Niger is one of the poorest countries in the world, with a GDP per capita of US$700 (2009) and 63% of the population below the poverty line (2003). It ranks near last on the United Nations Development Fund index of human development.

The economy of Niger centers on subsistence crops, livestock, and some of the world's largest uranium deposits. The agricultural economy is based largely upon internal markets, subsistence agriculture, and the export of raw commodities: food stuffs and cattle to neighbors. 95% of the labor force is employed in agriculture and livestock production, and fourteen percent of Niger's GDP is generated by livestock production (camels, goats, sheep and cattle), and is said to support 29% of the population. Thus 53% of the population is actively involved in crop production. However, drought cycles, desertification, and strong population growth have undercut the economy.

Uranium dominated Niger's mining sector, ranking it third in the world in production and fifth in reserves. Although at one time uranium mining was a mainstay of the Niger economy, providing 72% of national export proceeds, revenues from uranium dropped by almost 50% in the late 1980s due to a decline in world demand for uranium. Export earnings declined from 22% of GDP in 1987 to 16% of GDP in 1998.

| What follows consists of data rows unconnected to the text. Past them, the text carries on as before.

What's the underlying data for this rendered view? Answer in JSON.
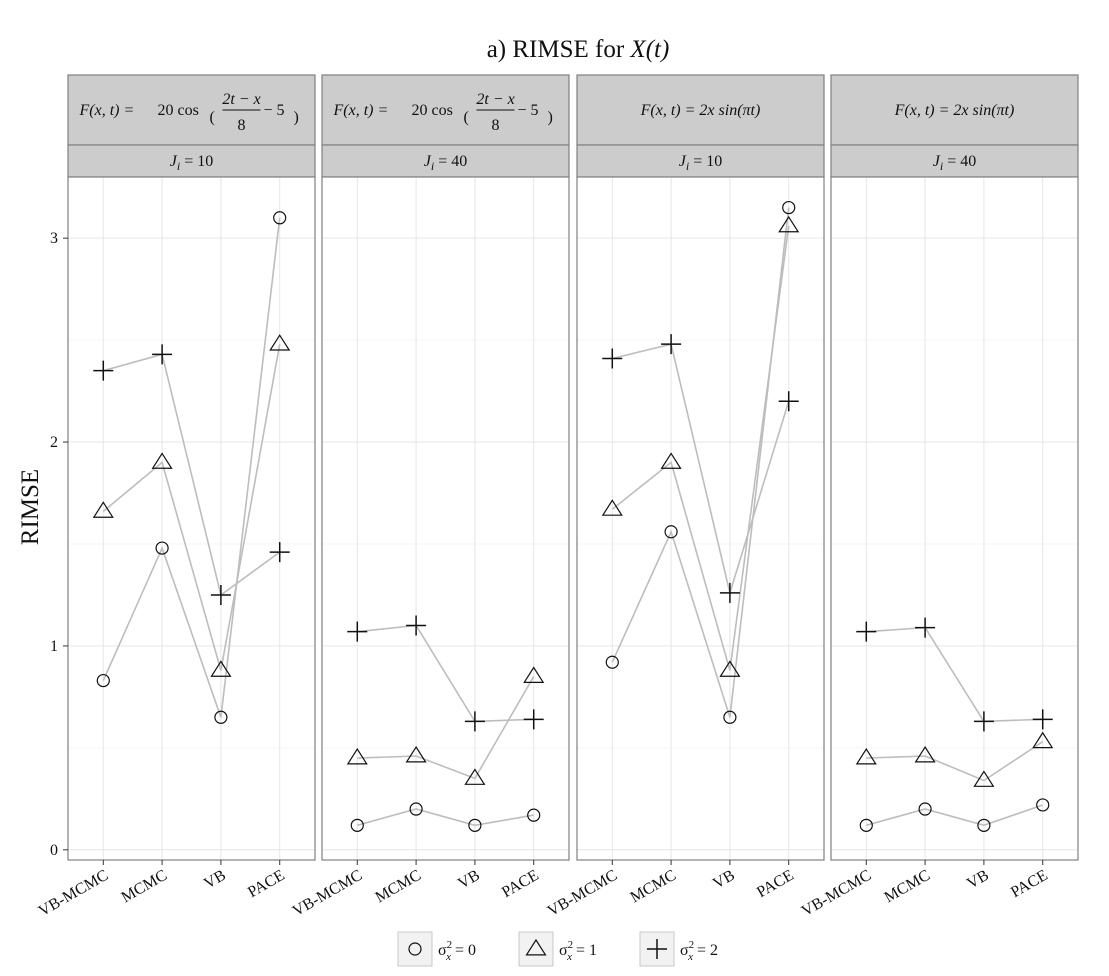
{
  "chart_data": {
    "type": "line",
    "title_prefix": "a) RIMSE for ",
    "title_math": "X(t)",
    "ylabel": "RIMSE",
    "xlabel": "",
    "categories": [
      "VB-MCMC",
      "MCMC",
      "VB",
      "PACE"
    ],
    "ylim": [
      -0.05,
      3.3
    ],
    "yticks": [
      0,
      1,
      2,
      3
    ],
    "grid": true,
    "legend_position": "bottom",
    "legend": [
      {
        "symbol": "circle",
        "label": "σ²ₓ = 0"
      },
      {
        "symbol": "triangle",
        "label": "σ²ₓ = 1"
      },
      {
        "symbol": "plus",
        "label": "σ²ₓ = 2"
      }
    ],
    "panels": [
      {
        "strip_top": "F(x, t) = 20 cos((2t − x)/8 − 5)",
        "strip_bottom": "J_i = 10",
        "series": [
          {
            "symbol": "circle",
            "values": [
              0.83,
              1.48,
              0.65,
              3.1
            ]
          },
          {
            "symbol": "triangle",
            "values": [
              1.66,
              1.9,
              0.88,
              2.48
            ]
          },
          {
            "symbol": "plus",
            "values": [
              2.35,
              2.43,
              1.25,
              1.46
            ]
          }
        ]
      },
      {
        "strip_top": "F(x, t) = 20 cos((2t − x)/8 − 5)",
        "strip_bottom": "J_i = 40",
        "series": [
          {
            "symbol": "circle",
            "values": [
              0.12,
              0.2,
              0.12,
              0.17
            ]
          },
          {
            "symbol": "triangle",
            "values": [
              0.45,
              0.46,
              0.35,
              0.85
            ]
          },
          {
            "symbol": "plus",
            "values": [
              1.07,
              1.1,
              0.63,
              0.64
            ]
          }
        ]
      },
      {
        "strip_top": "F(x, t) = 2x sin(πt)",
        "strip_bottom": "J_i = 10",
        "series": [
          {
            "symbol": "circle",
            "values": [
              0.92,
              1.56,
              0.65,
              3.15
            ]
          },
          {
            "symbol": "triangle",
            "values": [
              1.67,
              1.9,
              0.88,
              3.06
            ]
          },
          {
            "symbol": "plus",
            "values": [
              2.41,
              2.48,
              1.26,
              2.2
            ]
          }
        ]
      },
      {
        "strip_top": "F(x, t) = 2x sin(πt)",
        "strip_bottom": "J_i = 40",
        "series": [
          {
            "symbol": "circle",
            "values": [
              0.12,
              0.2,
              0.12,
              0.22
            ]
          },
          {
            "symbol": "triangle",
            "values": [
              0.45,
              0.46,
              0.34,
              0.53
            ]
          },
          {
            "symbol": "plus",
            "values": [
              1.07,
              1.09,
              0.63,
              0.64
            ]
          }
        ]
      }
    ]
  }
}
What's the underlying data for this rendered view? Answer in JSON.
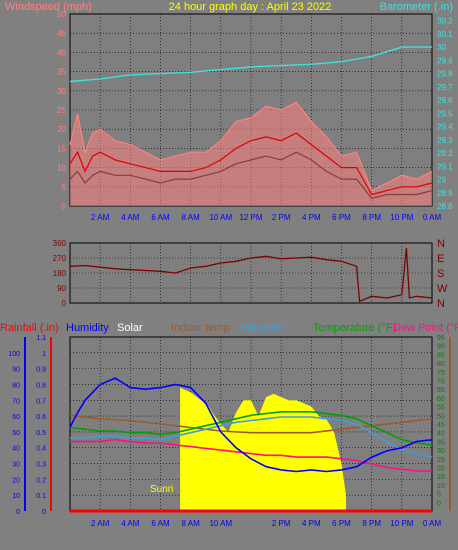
{
  "chart_data": [
    {
      "type": "line",
      "title": "24 hour graph day : April 23 2022",
      "ylabel": "Windspeed (mph)",
      "y2label": "Barometer (.in)",
      "ylim": [
        0,
        50
      ],
      "y2lim": [
        28.8,
        30.25
      ],
      "yticks": [
        "0",
        "5",
        "10",
        "15",
        "20",
        "25",
        "30",
        "35",
        "40",
        "45",
        "50"
      ],
      "y2ticks": [
        "28.8",
        "28.9",
        "29",
        "29.1",
        "29.2",
        "29.3",
        "29.4",
        "29.5",
        "29.6",
        "29.7",
        "29.8",
        "29.9",
        "30",
        "30.1",
        "30.2"
      ],
      "xticks": [
        "2 AM",
        "4 AM",
        "6 AM",
        "8 AM",
        "10 AM",
        "12 PM",
        "2 PM",
        "4 PM",
        "6 PM",
        "8 PM",
        "10 PM",
        "0 AM"
      ],
      "colors": {
        "gust": "#ff8080",
        "wind": "#e00000",
        "wind_dark": "#8b3a3a",
        "barometer": "#40e0e0"
      },
      "series": [
        {
          "key": "gust",
          "x": [
            0,
            0.5,
            1,
            1.5,
            2,
            3,
            4,
            5,
            6,
            7,
            8,
            9,
            10,
            11,
            12,
            13,
            14,
            15,
            16,
            17,
            18,
            19,
            20,
            21,
            22,
            23,
            24
          ],
          "values": [
            16,
            24,
            14,
            19,
            20,
            17,
            16,
            14,
            12,
            13,
            14,
            14,
            17,
            22,
            23,
            26,
            25,
            27,
            22,
            18,
            13,
            14,
            4,
            6,
            8,
            7,
            9
          ]
        },
        {
          "key": "wind",
          "x": [
            0,
            0.5,
            1,
            1.5,
            2,
            3,
            4,
            5,
            6,
            7,
            8,
            9,
            10,
            11,
            12,
            13,
            14,
            15,
            16,
            17,
            18,
            19,
            20,
            21,
            22,
            23,
            24
          ],
          "values": [
            11,
            14,
            9,
            13,
            14,
            12,
            11,
            10,
            9,
            9,
            9,
            10,
            12,
            15,
            17,
            18,
            17,
            19,
            16,
            13,
            10,
            10,
            3,
            4,
            5,
            5,
            6
          ]
        },
        {
          "key": "wind_dark",
          "x": [
            0,
            0.5,
            1,
            1.5,
            2,
            3,
            4,
            5,
            6,
            7,
            8,
            9,
            10,
            11,
            12,
            13,
            14,
            15,
            16,
            17,
            18,
            19,
            20,
            21,
            22,
            23,
            24
          ],
          "values": [
            7,
            9,
            6,
            8,
            9,
            8,
            8,
            7,
            6,
            7,
            7,
            8,
            9,
            11,
            12,
            13,
            12,
            14,
            12,
            9,
            7,
            7,
            2,
            3,
            3,
            3,
            4
          ]
        },
        {
          "key": "barometer",
          "x": [
            0,
            2,
            4,
            6,
            8,
            10,
            12,
            14,
            16,
            18,
            20,
            22,
            24
          ],
          "values": [
            29.74,
            29.76,
            29.79,
            29.8,
            29.81,
            29.83,
            29.85,
            29.86,
            29.87,
            29.89,
            29.93,
            30.0,
            30.0
          ]
        }
      ]
    },
    {
      "type": "line",
      "ylim": [
        0,
        360
      ],
      "yticks": [
        "0",
        "90",
        "180",
        "270",
        "360"
      ],
      "compass": [
        "N",
        "W",
        "S",
        "E",
        "N"
      ],
      "xticks": [
        "2 AM",
        "4 AM",
        "6 AM",
        "8 AM",
        "10 AM",
        "12 PM",
        "2 PM",
        "4 PM",
        "6 PM",
        "8 PM",
        "10 PM",
        "0 AM"
      ],
      "colors": {
        "direction": "#800000"
      },
      "series": [
        {
          "key": "direction",
          "x": [
            0,
            1,
            2,
            3,
            4,
            5,
            6,
            7,
            8,
            9,
            10,
            11,
            12,
            13,
            14,
            15,
            16,
            17,
            18,
            19,
            19.2,
            20,
            21,
            22,
            22.3,
            22.5,
            23,
            24
          ],
          "values": [
            220,
            225,
            215,
            205,
            200,
            195,
            190,
            180,
            210,
            220,
            240,
            250,
            270,
            280,
            265,
            270,
            275,
            260,
            250,
            220,
            10,
            40,
            30,
            50,
            330,
            30,
            40,
            30
          ]
        }
      ]
    },
    {
      "type": "line",
      "labels": [
        "Rainfall (.in)",
        "Humidity",
        "Solar",
        "Indoor temp",
        "Windchill",
        "Temperature (°F)",
        "Dew Point (°F)"
      ],
      "ylim": [
        0,
        1.1
      ],
      "yticks": [
        "0",
        "0.1",
        "0.2",
        "0.3",
        "0.4",
        "0.5",
        "0.6",
        "0.7",
        "0.8",
        "0.9",
        "1",
        "1.1"
      ],
      "y_humidity_ticks": [
        "0",
        "10",
        "20",
        "30",
        "40",
        "50",
        "60",
        "70",
        "80",
        "90",
        "100"
      ],
      "y2lim": [
        -5,
        95
      ],
      "y2ticks": [
        "0",
        "5",
        "10",
        "15",
        "20",
        "25",
        "30",
        "35",
        "40",
        "45",
        "50",
        "55",
        "60",
        "65",
        "70",
        "75",
        "80",
        "85",
        "90",
        "95"
      ],
      "xticks": [
        "2 AM",
        "4 AM",
        "6 AM",
        "8 AM",
        "10 AM",
        "2 PM",
        "4 PM",
        "6 PM",
        "8 PM",
        "10 PM",
        "0 AM"
      ],
      "sunrise_label": "Sunri",
      "colors": {
        "rain": "#ff0000",
        "humidity": "#0000ff",
        "solar": "#ffff00",
        "indoor": "#9c5a2a",
        "windchill": "#3aa0d8",
        "temperature": "#00a000",
        "dewpoint": "#ff1080"
      },
      "series": [
        {
          "key": "humidity",
          "x": [
            0,
            0.5,
            1,
            2,
            3,
            4,
            5,
            6,
            7,
            8,
            9,
            10,
            11,
            12,
            13,
            14,
            15,
            16,
            17,
            18,
            19,
            20,
            21,
            22,
            23,
            24
          ],
          "values": [
            53,
            62,
            70,
            80,
            84,
            78,
            77,
            78,
            80,
            78,
            68,
            50,
            40,
            33,
            28,
            26,
            25,
            26,
            25,
            26,
            28,
            34,
            38,
            40,
            44,
            45
          ]
        },
        {
          "key": "indoor",
          "x": [
            0,
            2,
            4,
            6,
            8,
            10,
            12,
            14,
            16,
            18,
            20,
            22,
            24
          ],
          "values": [
            50,
            48,
            47,
            45,
            43,
            41,
            40,
            40,
            40,
            42,
            44,
            46,
            48
          ]
        },
        {
          "key": "windchill",
          "x": [
            0,
            1,
            2,
            3,
            4,
            5,
            6,
            7,
            8,
            9,
            10,
            11,
            12,
            13,
            14,
            15,
            16,
            17,
            18,
            19,
            20,
            21,
            22,
            23,
            24
          ],
          "values": [
            37,
            37,
            38,
            38,
            37,
            37,
            36,
            38,
            40,
            42,
            44,
            46,
            47,
            48,
            49,
            49,
            49,
            48,
            47,
            45,
            40,
            35,
            30,
            28,
            26
          ]
        },
        {
          "key": "temperature",
          "x": [
            0,
            1,
            2,
            3,
            4,
            5,
            6,
            7,
            8,
            9,
            10,
            11,
            12,
            13,
            14,
            15,
            16,
            17,
            18,
            19,
            20,
            21,
            22,
            23,
            24
          ],
          "values": [
            43,
            42,
            41,
            41,
            40,
            40,
            39,
            40,
            42,
            44,
            46,
            48,
            50,
            51,
            52,
            52,
            52,
            51,
            50,
            48,
            44,
            40,
            36,
            34,
            33
          ]
        },
        {
          "key": "dewpoint",
          "x": [
            0,
            1,
            2,
            3,
            4,
            5,
            6,
            7,
            8,
            9,
            10,
            11,
            12,
            13,
            14,
            15,
            16,
            17,
            18,
            19,
            20,
            21,
            22,
            23,
            24
          ],
          "values": [
            35,
            35,
            35,
            36,
            35,
            34,
            34,
            33,
            32,
            31,
            30,
            29,
            28,
            27,
            27,
            26,
            26,
            26,
            25,
            24,
            22,
            20,
            19,
            18,
            18
          ]
        },
        {
          "key": "solar",
          "x": [
            7.3,
            8,
            8.7,
            9.2,
            9.6,
            10,
            10.5,
            11,
            11.5,
            12,
            12.5,
            13,
            13.5,
            14,
            14.5,
            15,
            15.5,
            16,
            16.5,
            17,
            17.5,
            18,
            18.3
          ],
          "values": [
            0.78,
            0.75,
            0.7,
            0.66,
            0.6,
            0.55,
            0.5,
            0.62,
            0.7,
            0.7,
            0.6,
            0.72,
            0.74,
            0.72,
            0.7,
            0.7,
            0.68,
            0.66,
            0.6,
            0.58,
            0.5,
            0.3,
            0.1
          ]
        },
        {
          "key": "rain",
          "x": [
            0,
            24
          ],
          "values": [
            0,
            0
          ]
        }
      ]
    }
  ]
}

Niger is also rich in other minerals. The country's first gold mine was opened in 2000 and intended to produce 10,000 tons per day of ore. There were some natron, sodium sulfate, iron, and phosphate deposits. There were also unexploited deposits of manganese, lithium, copper, zinc, lead, silver, cobalt, kaolin, feldspar, gypsum, limestone, marble, and clay.

The Niger economy relies on bilateral and multilateral aid, and the government has been encouraged to restructure the economy by the International Monetary Fund and the World Bank. In year 2000, Niger became eligible for debt relief under the IMF/World Bank Heavily Indebted Poor Countries (HIPC) initiative in the amount of US$115 million. Following that in December 2005, Niger received 100% multilateral debt relief from the IMF, which translates into the forgiveness of approximately US $86 million in debts to the IMF, excluding the remaining assistance under HIPC.

Nearly half of the government's budget is derived from foreign donor resources. Future growth may be sustained by exploitation of oil, gold, coal, and other mineral resources.

Road transport, especially shared taxis, buses, and trucks, are the primary form of long distance transport for most Nigeriens.

Niger has an inflation rate of 0.1% (2007), and its Gross National Income (GNI) per capita is estimated to be US$328.81 (2010).